Contrairement aux États-Unis où Waymo opère déjà des milliers de trajets quotidiens sans conducteur, l’Europe reste freinée par un cadre réglementaire complexe et fragmenté. Chaque pays impose ses propres restrictions, limitant les tests à des périmètres restreints. Tesla en fait l’expérience avec son système FSD qui peine à obtenir les autorisations nécessaires pour un déploiement commercial à grande échelle.
Le constructeur franco-italo-américain mise sur sa plateforme AV-Ready pour intégrer nativement les systèmes de conduite autonome dans ses véhicules. Cette approche diffère des solutions aftermarket en proposant une architecture pensée dès la conception pour accueillir les capteurs, ordinateurs de bord et systèmes redondants nécessaires au niveau 4 d’autonomie.
Stellantis apporte son expertise industrielle et sa capacité de production, tandis que Bolt contribue avec son réseau de mobilité partagée déjà établi dans plus de 45 pays européens. L’entreprise estonienne dispose d’une base d’utilisateurs solide et d’une infrastructure technologique rodée pour gérer les demandes de courses en temps réel.

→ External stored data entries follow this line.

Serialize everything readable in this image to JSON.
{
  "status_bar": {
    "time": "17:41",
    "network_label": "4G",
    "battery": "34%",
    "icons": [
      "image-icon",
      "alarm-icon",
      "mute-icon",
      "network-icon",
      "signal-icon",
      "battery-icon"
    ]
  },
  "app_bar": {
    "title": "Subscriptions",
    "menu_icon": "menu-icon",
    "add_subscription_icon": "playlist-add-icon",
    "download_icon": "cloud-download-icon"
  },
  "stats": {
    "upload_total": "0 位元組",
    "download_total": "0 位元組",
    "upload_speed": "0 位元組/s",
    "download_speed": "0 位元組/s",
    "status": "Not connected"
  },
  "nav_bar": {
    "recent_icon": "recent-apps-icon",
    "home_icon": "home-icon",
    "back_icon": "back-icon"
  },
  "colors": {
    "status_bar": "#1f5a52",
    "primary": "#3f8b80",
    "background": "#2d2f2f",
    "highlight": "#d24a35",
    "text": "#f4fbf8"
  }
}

Les premiers essais débuteront en 2026 dans plusieurs pays européens, sans que les partenaires ne précisent lesquels. Cette timeline reste conditionnée par l’évolution du cadre légal européen qui encadre strictement la circulation de véhicules sans conducteur humain.
L’objectif d’industrialisation à grande échelle est fixé à 2029, avec une ambition de déployer 100 000 véhicules autonomes sur la plateforme Bolt d’ici 2035. Ces chiffres témoignent de la confiance des deux entreprises dans l’évolution réglementaire, même si le chemin reste semé d’embûches.
| Étape | Calendrier | Objectif |
|---|---|---|
| Tests pilotes | 2026 | Plusieurs pays européens |
| Commercialisation | 2029 | Industrialisation grande échelle |
| Déploiement massif | 2035 | 100 000 véhicules autonomes |
Ce partenariat s’inscrit dans une dynamique plus large où l’Europe cherche à affirmer sa souveraineté technologique. Après Volkswagen et son ID.Buzz autonome développé avec Mobileye, Stellantis rejoint la course avec une approche différente axée sur les services de mobilité partagée.
La collaboration inclut un volet crucial de conformité avec les autorités européennes. Les deux partenaires s’engagent à respecter les normes de sécurité, de protection des données et de cybersécurité qui constituent autant de prérequis pour obtenir les autorisations de circulation.
Au-delà de l’aspect technologique, cette initiative vise à transformer l’écosystème de la mobilité urbaine européenne. Les taxis autonomes promettent une réduction significative des coûts opérationnels en éliminant le facteur humain, principal poste de dépense des services de VTC traditionnels.
L’impact environnemental pourrait également être substantiel si ces véhicules autonomes adoptent massivement la propulsion électrique. Stellantis dispose déjà d’une gamme électrique étendue avec ses marques Peugeot, Citroën, Opel et Fiat, qui pourraient servir de base aux futurs taxis autonomes.
Le succès de cette collaboration dépendra largement de la capacité des deux entreprises à naviguer dans le labyrinthe réglementaire européen tout en développant une technologie fiable et sûre. Les prochains mois seront déterminants pour concrétiser ces ambitions et positionner l’Europe comme un acteur crédible face aux géants américains et chinois de la conduite autonome.